Lost at Sea

Perth Theatre

Four stars

Touring until May 24

My Left/Right Foot: The Musical

Alhambra Theatre, Dunfermline

Four stars

At Dundee Rep, May 21-25

By MARK BROWN

This full stage premiere of Morna Young’s fishing drama Lost at Sea has been a long time coming. “Incited”, to use the writer’s word, by the loss at sea of her own father (Daniel ‘Donnie’ Young) in 1989, the play began its life with a performed reading in the Morayshire fishing community of Lossiemouth in 2013.

Six years on, the piece is being staged by Perth Theatre with all of the gravitas and style that its weighty and emotive subject matter demands. Just reading the production’s list of cast and creatives (ranging from such brilliant actors as Tam Dean Burn, Jennifer Black and Gerry Mulgrew, to acclaimed director Ian Brown and set designer Karen Tennent) creates a sense of anticipation.

Young’s play is a moving, commemorative fiction which integrates the words of real people from fishing communities. However, unlike many verbatim dramas, which can tend to feel rigid and leaden, this piece is supple and generous.

Built around the quest of one young woman (Shona, played with sympathetic persistence by Sophia McLean), for the truth of her father’s death, this is no slab of theatrical granite. Rather, it has the contours of a humanistic sculpture.

The contrast between brothers Jock and Kevin McInnes (played powerfully by Ali Craig and Andy Clark, respectively) has both a timelessly tragic dimension and a contemporary, political aspect. Their brotherhood is strained by personality differences that are exacerbated by the economics of modern fishing, quotas and, for a time in the recent past, the rich rewards that were available to some.

However, as Skipper (the lyrical, ubiquitous and ethereal fisherman, performed beautifully by Tam Dean Burn) reminds us, the sea, which gives and takes, is more powerful than any financial transaction.

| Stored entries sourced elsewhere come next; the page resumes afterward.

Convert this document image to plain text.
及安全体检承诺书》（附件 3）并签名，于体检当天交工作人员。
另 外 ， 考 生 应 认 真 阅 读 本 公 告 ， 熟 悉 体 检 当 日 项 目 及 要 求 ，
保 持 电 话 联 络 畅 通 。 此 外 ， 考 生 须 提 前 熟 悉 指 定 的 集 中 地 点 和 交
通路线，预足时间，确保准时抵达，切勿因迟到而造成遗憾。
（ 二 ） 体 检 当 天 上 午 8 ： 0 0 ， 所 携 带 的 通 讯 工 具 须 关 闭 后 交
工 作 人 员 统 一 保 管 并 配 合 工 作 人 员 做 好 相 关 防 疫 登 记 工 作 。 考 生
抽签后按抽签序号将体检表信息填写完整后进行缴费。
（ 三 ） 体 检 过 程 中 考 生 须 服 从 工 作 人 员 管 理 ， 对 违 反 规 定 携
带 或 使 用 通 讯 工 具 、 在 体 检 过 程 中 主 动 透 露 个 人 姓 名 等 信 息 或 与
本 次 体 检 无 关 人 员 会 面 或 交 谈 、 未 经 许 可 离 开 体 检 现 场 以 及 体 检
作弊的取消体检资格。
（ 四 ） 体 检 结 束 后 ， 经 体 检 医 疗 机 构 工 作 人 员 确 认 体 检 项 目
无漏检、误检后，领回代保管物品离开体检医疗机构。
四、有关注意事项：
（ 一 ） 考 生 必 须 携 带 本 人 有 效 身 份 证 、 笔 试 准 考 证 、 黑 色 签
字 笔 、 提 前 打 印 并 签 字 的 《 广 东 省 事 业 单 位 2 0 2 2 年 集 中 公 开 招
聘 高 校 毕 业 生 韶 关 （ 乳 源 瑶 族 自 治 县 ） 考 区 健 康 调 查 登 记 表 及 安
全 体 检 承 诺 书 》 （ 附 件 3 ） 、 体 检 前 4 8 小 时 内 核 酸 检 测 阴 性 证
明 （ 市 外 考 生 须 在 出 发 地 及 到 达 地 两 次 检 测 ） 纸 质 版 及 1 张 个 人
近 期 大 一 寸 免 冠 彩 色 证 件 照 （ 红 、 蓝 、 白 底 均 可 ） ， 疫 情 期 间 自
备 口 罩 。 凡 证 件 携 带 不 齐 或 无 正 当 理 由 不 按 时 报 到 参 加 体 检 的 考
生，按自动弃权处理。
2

A story of conflict and, agonisingly, of loss, the play also expresses the complex relationships that the women of fishing communities have with the sea. The loss of both a father and, then, a son puts a rupture in the stoicism of Meg (the excellent Jennifer Black). There are fine performances, too, from Helen McAlpine and Kim Gerard as young fishermen’s wives Kath and Eve.

The atmosphere of Ian Brown’s production is powerful and constant, thanks in no small measure to the impressive set by Karen Tennent (which is evocative of the darkness of the sea, and is brilliantly illuminated by lighting designer Katharine Williams). Pippa Murphy’s music and sound, including moving songs and tunes (some played, by actor/musician Thoren Ferguson, on an extraordinary fiddle hewn from driftwood), is equally exceptional.

There is exceptional music of a very different kind in My Left/Right Foot: The Musical, the deservedly revived comedy by Birds of Paradise and the National Theatre of Scotland. A smash hit at the 2018 Edinburgh Fringe, this musical-cum-farce satirises “does he take sugar” attitudes to disability with a gloriously flagrant chutzpah.

The ultra-competitive, but consistently unsuccessful am-drammers known as the Kirktoon Players think they just might win the Scottish amateur dramatic competition if they go down the politically correct “inclusivity” route. However, things go somewhat pear-shaped when the am-dram authorities get wind of the fact that the role of protagonist Christy Brown (who has cerebral palsy/CP) in their proposed stage adaptation of My Left Foot is to be played (as in the famous film starring Daniel Day-Lewis) by a non-disabled actor.

Chaos ensues as the company try to rebuild their show around Chris (the excellent Christopher Imbroscisano), a community hall volunteer (and non-actor) who happens to have CP. Outrageous numbers such as “I Hate Other People” and “Spastic Finger” are reminiscent of the late, great Ian Dury’s refusal to bow to society’s demand for polite gratitude from disabled people.

From sex between disabled and non-disabled people to a fabulously liberal use of non-PC language around disability, the piece reflects the tremendous humour (and also the great political stridency) of writer/director Robert Softley Gale (who has CP himself) and fellow lyricists Richard Thomas and Scott Gilmour. The music (by Thomas and Claire McKenzie) ranges delightfully from rock opera to The Dubliners, and is delivered brilliantly by a top-notch, uproariously frenetic ensemble.